人間らしかぬ身体能力だが、天井の低い場所でジャンプしたのがよくなかったのか、「うぎゃ!」という声を出しながら、頭を思い切りぶつけてしまった。

 その後床に体をぶつける女子高生。

すると不思議なことに彼女はまったく別の姿に変わってしまった。


 女子高生は、背丈の高い猿に変化したのだ。


「やはりビーストか……おそらく昨日現れたガキ共の仲間か……」

 突如として現れた猿の出現と同時に、周りにいた複数の女性たちが一斉に倒れ始めた。

「なに?」

 倒れたというよりも、すやすやと眠りについている様子だった。

「なぜ急にこんな?」

 ふと上を振り向くと、そこには一際大きい一羽の蝶が宙を飛んでいた。

 その蝶を見た瞬間、あれもビーストの類だと岩井は瞬時に察知した。

「猿だけでなく蝶までも……どれだけ僕の邪魔をすれば気が済むんだ!」

「そりゃ邪魔もするさ。貴様の悪行、絶対に許さないぞ」

 そこに現れたのは昨日見た眼鏡の少年だった。

 彼だけでなく、他にも二人の男女が嫁嫁クラブ内に集まっていた。

「よくやりましたねハヌマーン! こっちに来てください」

「ヌッマーン!」

「プシュケーもお疲れ様」

「シュケー」

 ハヌマーンと呼ばれた猿のビーストは東高生徒会書記、細山毅の元へ走り、プシュケーと呼ばれた蝶のビーストは東高生徒会会計の眞城咲の元へと飛んで行った。

「お前ら一体……何ものなんだ? あぁ!?」

 キレる岩井はそこらにあった酒瓶をテーブルに叩き付けた。

「僕たちは東高生徒会。貴様のようなビーストを悪用する人間を成敗するために来たんだ」

「けっ。何かと思えば正義のヒーローごっこかよ。そんなことしてもなぁ、将来なんの役にも立たないんだよ!」

 怒りに身を任せ、今度はテーブルを蹴り倒した。

「僕は今まで必死に必死に勉強してきた! 親に認めてもらうためになぁ! だけどダメだった! 社会に出た途端僕が学んできたことなんて1%も役に立たなかった! こんなのあんまりじゃあないかと思った時、僕は察したのさ。この世に勉学なんて必要ない。人間は自分のやりたいことを誰にも邪魔されず堂々とやって生きていた方が幸せなんだとなぁ! 勉強もロクにせずヘラヘラ笑っている不良共や劣等生共の生き方の方が正解だったのさ! だから僕は! オークの力で! 幸せに生きるって決めたんだぁぁぁぁぁ!」

 怒り狂う岩井はオークにビームを撃つように指示した。

 四方八方に発射されたピンク色のビームは、まだ眠らされていない周りの女たちに命中する。

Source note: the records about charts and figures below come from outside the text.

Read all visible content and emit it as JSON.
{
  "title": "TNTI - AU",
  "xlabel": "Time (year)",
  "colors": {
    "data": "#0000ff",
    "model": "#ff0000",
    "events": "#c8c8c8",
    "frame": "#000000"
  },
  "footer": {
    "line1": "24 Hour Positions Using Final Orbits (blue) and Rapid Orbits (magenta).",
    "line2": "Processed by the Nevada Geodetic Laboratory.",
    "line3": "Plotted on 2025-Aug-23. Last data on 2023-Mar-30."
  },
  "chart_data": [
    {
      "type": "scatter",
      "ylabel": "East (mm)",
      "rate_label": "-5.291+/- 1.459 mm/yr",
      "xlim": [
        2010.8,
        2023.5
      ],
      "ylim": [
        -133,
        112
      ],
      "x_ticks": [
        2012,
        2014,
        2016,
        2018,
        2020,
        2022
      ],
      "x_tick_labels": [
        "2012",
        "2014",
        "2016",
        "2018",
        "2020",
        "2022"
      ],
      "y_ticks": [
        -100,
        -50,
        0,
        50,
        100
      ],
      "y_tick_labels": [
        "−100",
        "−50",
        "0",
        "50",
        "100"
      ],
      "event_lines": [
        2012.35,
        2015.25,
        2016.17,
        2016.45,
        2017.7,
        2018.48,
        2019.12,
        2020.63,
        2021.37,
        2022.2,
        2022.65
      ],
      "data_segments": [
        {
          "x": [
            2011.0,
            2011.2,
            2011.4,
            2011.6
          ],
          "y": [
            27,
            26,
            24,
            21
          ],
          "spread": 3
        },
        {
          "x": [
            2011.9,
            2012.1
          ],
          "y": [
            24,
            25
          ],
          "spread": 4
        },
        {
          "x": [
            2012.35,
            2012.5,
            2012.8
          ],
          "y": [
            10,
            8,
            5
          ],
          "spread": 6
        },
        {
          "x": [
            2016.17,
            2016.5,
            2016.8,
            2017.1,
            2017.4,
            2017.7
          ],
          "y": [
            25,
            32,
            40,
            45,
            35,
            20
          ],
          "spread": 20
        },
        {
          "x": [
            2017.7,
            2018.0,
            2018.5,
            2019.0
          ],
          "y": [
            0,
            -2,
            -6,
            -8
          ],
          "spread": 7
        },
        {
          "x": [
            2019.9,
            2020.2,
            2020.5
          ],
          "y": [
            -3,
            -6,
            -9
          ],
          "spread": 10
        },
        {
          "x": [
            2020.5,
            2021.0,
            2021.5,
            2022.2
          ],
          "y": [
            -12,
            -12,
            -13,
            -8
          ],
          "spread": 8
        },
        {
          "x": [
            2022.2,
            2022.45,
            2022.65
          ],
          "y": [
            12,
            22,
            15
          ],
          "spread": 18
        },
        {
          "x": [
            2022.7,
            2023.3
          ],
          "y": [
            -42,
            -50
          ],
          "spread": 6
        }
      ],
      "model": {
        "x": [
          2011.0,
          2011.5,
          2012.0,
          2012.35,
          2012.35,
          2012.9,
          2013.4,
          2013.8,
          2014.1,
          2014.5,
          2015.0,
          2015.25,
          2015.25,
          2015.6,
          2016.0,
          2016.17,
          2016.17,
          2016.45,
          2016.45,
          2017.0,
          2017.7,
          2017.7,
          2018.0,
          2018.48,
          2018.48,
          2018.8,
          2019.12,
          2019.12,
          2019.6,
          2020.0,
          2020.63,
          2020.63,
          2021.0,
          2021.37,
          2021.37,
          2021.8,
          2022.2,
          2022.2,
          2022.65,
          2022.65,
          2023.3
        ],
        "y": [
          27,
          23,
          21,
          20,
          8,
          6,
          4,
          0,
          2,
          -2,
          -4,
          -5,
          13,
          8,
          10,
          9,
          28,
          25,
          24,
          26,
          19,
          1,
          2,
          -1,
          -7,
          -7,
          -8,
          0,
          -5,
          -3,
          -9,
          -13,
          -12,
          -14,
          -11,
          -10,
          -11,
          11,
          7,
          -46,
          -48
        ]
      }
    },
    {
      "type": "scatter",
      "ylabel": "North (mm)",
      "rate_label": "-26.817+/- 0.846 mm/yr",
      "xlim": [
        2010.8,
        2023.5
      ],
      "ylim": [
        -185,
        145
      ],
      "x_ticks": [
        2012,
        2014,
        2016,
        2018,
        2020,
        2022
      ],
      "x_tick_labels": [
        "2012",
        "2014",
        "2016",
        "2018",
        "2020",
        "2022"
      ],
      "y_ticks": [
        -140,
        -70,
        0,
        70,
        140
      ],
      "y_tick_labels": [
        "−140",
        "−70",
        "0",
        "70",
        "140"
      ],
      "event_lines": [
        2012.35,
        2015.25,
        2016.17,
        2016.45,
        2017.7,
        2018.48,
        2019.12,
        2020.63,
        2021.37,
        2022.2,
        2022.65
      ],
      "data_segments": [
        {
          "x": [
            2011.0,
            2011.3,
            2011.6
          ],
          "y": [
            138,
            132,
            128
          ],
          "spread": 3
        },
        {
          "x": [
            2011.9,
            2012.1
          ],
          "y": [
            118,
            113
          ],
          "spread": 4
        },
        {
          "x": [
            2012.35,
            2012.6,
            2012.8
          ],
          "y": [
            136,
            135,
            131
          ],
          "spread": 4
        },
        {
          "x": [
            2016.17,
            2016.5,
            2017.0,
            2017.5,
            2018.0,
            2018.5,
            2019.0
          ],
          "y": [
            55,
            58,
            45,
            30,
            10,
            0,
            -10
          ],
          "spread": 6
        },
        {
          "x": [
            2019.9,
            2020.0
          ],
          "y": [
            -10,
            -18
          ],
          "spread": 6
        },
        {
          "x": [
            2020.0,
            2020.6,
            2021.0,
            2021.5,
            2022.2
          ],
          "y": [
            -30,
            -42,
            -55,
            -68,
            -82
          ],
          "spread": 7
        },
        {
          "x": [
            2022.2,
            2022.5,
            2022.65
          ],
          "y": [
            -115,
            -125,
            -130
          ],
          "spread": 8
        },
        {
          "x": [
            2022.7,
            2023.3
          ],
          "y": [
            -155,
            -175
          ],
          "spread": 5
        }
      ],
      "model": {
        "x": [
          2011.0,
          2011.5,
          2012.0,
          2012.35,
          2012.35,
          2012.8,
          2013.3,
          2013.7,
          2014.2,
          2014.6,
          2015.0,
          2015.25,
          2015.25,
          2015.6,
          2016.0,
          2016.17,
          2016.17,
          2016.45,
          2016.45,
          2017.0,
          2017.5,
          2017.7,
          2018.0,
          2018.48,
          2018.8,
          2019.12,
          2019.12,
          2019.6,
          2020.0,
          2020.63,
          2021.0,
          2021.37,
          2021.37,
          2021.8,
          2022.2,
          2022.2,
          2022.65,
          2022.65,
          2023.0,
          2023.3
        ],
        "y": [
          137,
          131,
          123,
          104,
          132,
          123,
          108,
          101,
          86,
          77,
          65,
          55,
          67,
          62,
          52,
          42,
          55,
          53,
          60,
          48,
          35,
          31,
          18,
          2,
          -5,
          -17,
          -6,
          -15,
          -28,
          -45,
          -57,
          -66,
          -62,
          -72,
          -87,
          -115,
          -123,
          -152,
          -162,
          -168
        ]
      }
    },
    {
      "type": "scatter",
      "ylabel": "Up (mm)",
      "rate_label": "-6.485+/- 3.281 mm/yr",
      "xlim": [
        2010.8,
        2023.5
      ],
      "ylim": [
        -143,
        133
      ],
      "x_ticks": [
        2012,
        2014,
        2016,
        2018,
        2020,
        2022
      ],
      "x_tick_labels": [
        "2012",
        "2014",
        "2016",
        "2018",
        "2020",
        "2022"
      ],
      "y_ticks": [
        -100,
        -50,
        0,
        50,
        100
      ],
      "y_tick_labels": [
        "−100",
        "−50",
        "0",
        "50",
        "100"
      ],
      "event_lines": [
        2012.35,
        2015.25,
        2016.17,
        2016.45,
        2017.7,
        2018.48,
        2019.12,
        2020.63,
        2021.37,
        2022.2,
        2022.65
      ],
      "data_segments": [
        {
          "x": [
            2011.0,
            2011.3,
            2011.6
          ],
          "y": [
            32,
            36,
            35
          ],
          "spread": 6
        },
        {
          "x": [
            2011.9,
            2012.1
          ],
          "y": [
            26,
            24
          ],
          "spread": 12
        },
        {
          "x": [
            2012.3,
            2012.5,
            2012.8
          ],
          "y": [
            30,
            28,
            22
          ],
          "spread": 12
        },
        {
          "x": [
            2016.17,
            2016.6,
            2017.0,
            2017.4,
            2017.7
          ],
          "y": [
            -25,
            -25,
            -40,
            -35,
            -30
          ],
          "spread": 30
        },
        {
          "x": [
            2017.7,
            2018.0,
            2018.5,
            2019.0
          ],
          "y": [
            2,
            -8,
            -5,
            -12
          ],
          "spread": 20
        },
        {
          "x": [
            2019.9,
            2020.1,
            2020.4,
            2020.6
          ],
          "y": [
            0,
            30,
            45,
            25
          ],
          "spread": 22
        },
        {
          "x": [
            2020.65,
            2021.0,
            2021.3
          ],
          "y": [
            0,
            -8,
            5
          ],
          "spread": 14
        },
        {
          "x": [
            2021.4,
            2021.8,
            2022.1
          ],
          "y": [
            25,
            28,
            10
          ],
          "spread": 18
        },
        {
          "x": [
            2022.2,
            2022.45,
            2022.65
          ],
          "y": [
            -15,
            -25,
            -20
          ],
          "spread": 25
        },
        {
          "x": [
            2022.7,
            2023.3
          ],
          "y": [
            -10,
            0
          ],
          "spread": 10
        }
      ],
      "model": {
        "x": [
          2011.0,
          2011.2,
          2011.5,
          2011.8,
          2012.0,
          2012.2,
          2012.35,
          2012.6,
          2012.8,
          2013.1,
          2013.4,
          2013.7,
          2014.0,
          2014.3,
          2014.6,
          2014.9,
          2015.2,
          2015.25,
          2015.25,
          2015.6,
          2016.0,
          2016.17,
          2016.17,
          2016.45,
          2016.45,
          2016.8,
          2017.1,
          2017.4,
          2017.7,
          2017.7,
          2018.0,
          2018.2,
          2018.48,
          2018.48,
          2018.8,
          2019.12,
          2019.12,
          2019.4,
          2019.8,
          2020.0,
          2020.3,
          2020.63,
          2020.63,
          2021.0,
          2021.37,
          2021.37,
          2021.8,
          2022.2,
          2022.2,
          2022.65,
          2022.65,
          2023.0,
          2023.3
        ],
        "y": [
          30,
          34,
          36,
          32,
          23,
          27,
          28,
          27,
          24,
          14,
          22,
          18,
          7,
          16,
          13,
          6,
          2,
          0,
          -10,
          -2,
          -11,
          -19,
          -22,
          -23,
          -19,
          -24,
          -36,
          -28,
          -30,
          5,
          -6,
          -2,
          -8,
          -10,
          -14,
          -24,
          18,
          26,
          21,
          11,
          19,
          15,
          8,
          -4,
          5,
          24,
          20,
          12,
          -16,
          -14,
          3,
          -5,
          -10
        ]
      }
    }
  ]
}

 そして女たちは一斉に頭を垂れて、岩井の操り人形になった。

「あいつらを、殺せ……! 僕のバラ色の人生を邪魔する人間は根絶やしにしてしまうのだ!」

「「「「「「「「「「おまかせください、克也様!」」」」」」」」」」

 女たちの目線が高渕たちに向けられる。

 そんな複数の視線に臆することなく高渕は静かに口を開いた。

「自分のやりたいことか……確かにその信念に基づいて行動することは悪いことではないだろう。だが他の人たちはどうだ? 彼女たちだって何かしらの目標や信念があったはず。それなのにお前はビーストの力でその時間を奪っている。お前はお前の幸せのために他者の幸せを盗んでいる悪党に過ぎない!」

「社会のしゃの字も知らないクソガキがぁぁぁぁぁ! 偉そうに説教してんじゃねぇぇぇぇぇぇぇぇぇぇ!」

「そもそもあなたは僕たちには勝てない。なぜならもう勝負はついているからだ」

「なにっ!?」

 高渕の言葉を聞いた瞬間、岩井の周りにいた女たちは身動きが取れなくなってしまっていた。